NEW YORK -- President Trump's confidante Steve Bannon pleaded guilty Tuesday to defrauding New Yorkers who donated to We Build the Wall, an online fundraiser for Trump's signature project during his first term, in exchange for a sentence without prison time.
"The parties have worked out a plea agreement Mr. Bannon will plead guilty to count 5 of the indictment, which is scheme to defraud in the indictment. He will receive a conditional discharge," prosecutor Jeffrey Levinson said.
The guilty plea to the felony charge represents Bannon's second criminal conviction after he served prison time for contempt of Congress.

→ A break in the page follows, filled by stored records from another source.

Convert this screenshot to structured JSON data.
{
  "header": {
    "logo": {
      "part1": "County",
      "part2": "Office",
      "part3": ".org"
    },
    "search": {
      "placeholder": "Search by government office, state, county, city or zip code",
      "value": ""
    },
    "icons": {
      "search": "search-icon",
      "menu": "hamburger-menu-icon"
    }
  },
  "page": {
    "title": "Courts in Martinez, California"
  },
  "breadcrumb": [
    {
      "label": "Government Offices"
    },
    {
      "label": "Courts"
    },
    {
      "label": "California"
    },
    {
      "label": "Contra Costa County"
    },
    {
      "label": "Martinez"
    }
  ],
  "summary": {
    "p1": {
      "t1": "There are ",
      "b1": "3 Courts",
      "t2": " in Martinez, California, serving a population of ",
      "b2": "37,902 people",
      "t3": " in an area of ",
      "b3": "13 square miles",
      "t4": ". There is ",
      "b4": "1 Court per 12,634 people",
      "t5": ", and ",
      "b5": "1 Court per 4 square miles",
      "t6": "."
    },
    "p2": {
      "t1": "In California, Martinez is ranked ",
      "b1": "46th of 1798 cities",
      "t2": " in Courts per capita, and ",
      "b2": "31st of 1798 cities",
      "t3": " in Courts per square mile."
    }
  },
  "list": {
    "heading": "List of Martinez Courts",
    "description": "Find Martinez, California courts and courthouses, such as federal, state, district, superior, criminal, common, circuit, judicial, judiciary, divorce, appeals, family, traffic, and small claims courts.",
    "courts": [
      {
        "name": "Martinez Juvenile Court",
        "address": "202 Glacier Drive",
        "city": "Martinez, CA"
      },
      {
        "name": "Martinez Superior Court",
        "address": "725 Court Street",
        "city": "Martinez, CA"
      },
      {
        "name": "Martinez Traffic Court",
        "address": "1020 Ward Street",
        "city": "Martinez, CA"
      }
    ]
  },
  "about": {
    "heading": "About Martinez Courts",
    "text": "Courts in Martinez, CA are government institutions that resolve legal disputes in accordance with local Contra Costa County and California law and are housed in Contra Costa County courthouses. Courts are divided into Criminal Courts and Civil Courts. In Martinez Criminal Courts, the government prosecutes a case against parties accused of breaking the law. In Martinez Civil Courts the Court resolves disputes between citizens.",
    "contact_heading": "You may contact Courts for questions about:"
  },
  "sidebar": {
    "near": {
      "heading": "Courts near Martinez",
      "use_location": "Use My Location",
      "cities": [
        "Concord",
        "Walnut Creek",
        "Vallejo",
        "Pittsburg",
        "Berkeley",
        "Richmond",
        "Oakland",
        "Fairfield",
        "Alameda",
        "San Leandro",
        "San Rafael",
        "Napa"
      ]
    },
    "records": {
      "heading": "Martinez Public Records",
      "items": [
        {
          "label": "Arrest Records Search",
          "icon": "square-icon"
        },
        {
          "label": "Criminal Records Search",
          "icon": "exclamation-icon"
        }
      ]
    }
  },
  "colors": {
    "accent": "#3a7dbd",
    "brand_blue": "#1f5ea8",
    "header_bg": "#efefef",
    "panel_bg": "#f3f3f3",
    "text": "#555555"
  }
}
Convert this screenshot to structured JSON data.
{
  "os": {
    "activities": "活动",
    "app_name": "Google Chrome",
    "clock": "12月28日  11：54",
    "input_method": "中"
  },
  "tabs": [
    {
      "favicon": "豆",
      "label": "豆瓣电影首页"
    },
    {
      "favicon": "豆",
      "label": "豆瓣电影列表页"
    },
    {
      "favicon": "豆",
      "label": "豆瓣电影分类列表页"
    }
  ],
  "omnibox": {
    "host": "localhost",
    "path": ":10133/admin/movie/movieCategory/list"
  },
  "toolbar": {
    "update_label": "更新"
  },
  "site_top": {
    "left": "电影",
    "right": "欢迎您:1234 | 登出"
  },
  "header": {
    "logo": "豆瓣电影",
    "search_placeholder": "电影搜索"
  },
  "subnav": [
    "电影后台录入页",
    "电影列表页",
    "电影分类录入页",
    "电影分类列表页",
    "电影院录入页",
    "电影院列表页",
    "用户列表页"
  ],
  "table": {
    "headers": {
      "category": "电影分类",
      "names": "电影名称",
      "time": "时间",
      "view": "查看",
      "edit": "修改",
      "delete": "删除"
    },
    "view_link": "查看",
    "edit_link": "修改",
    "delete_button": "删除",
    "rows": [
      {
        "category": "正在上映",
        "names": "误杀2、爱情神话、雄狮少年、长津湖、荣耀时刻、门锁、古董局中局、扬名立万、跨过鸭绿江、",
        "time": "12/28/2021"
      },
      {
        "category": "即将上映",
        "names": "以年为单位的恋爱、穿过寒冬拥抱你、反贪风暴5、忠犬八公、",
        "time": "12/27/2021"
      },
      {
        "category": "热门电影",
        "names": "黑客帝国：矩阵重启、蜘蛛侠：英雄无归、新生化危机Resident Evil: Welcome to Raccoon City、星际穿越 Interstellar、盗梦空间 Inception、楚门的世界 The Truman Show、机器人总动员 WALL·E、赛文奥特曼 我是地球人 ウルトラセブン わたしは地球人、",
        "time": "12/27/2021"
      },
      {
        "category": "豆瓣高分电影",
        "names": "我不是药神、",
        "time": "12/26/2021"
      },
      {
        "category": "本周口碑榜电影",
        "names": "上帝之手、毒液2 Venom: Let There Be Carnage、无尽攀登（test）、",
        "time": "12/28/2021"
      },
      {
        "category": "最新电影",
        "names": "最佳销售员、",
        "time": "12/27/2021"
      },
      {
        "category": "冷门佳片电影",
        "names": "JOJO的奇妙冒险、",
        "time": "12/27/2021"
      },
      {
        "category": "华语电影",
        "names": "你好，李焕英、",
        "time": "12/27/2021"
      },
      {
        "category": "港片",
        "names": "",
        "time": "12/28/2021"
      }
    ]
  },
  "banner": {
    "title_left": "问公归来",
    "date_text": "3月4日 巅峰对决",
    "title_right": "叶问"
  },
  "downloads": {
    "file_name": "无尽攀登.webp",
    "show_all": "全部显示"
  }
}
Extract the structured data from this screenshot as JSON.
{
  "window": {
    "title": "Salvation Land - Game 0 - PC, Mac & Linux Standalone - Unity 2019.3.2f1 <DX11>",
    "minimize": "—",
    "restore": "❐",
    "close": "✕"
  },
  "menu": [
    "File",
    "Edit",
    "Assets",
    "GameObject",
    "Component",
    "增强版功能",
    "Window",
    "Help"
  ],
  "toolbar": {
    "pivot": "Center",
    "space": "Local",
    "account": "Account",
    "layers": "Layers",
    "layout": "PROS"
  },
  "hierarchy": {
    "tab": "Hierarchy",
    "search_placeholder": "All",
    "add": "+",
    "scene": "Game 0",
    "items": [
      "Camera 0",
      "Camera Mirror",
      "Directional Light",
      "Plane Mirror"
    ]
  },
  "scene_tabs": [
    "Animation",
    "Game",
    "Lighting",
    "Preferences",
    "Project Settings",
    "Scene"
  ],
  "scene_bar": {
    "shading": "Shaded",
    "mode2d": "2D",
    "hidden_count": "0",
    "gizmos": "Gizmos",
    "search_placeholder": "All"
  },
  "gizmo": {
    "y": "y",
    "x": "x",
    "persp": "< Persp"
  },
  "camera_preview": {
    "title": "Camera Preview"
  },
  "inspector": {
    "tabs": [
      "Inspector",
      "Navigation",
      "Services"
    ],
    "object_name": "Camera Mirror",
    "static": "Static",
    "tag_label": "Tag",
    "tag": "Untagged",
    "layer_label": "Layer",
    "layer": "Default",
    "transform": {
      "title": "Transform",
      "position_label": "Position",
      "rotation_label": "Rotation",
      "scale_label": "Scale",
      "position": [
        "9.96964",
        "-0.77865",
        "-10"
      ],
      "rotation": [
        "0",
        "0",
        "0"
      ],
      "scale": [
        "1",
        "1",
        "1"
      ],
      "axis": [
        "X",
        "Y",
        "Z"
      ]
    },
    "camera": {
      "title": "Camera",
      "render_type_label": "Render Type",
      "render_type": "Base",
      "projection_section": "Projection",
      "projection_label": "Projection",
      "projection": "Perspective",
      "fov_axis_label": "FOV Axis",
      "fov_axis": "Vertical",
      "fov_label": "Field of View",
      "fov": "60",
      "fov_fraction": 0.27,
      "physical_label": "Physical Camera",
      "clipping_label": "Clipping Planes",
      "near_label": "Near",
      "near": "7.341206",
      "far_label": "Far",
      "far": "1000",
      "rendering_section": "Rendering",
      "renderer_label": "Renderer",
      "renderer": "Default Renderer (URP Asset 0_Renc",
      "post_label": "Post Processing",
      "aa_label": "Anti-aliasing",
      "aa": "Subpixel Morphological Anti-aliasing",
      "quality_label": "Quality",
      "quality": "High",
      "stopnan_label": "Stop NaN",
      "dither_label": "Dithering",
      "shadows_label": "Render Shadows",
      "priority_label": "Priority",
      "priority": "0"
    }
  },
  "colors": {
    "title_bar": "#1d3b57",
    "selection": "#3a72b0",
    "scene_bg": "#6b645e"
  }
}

Bannon showed up to court in a brown barn jacket, his brushed back grey hair spilling over the upturned collar. He sat at the defense table signing papers before Judge April Newbauer affirmed that he now wanted to plead guilty.
"Is that what you wish to do?" Newbauer asked. "Yes, your honor," Bannon replied, before acknowledging he acted to defraud multiple donors.
"Do you now plead guilty to count 5, scheme to defraud?" the court clerk asked. "Yes," Bannon responded. The judge imposed the agreed upon sentence of a three-year conditional discharge, during which time Bannon cannot serve as a director of a charity or fundraise for a nonprofit. He is also barred from using data gathered from We Build the Wall donors.
We Build the Wall promised 100% of donations would fund a wall along the U.S. southern border but Bannon redirected money elsewhere.
Bannon was indicted in September 2022. He previously pleaded not guilty and was scheduled to stand trial next month.
Bannon was initially charged in federal court with three codefendants. Trump pardoned Bannon but not the codefendants, whose prosecutions asset forfeitures that made defrauded donors whole.
Bannon defrauded donors to the non-profit by falsely promising that none of the money they donated would be used to pay the salary of We Build the Wall president Brian Kolfage, while secretly funneling hundreds of thousands of dollars to him by laundering it through third-party entities, prosecutors said.
The campaign represented that We Build the Wall would use the money to privately construct the border wall, and prosecutors said a "central piece of the public messaging in support of this fundraising effort was that Kolfage was not taking a penny of compensation." Financial records show that Kolfage was paid according to a secret salary arrangement an upfront payment of $100,000 and monthly payments of approximately $20,000.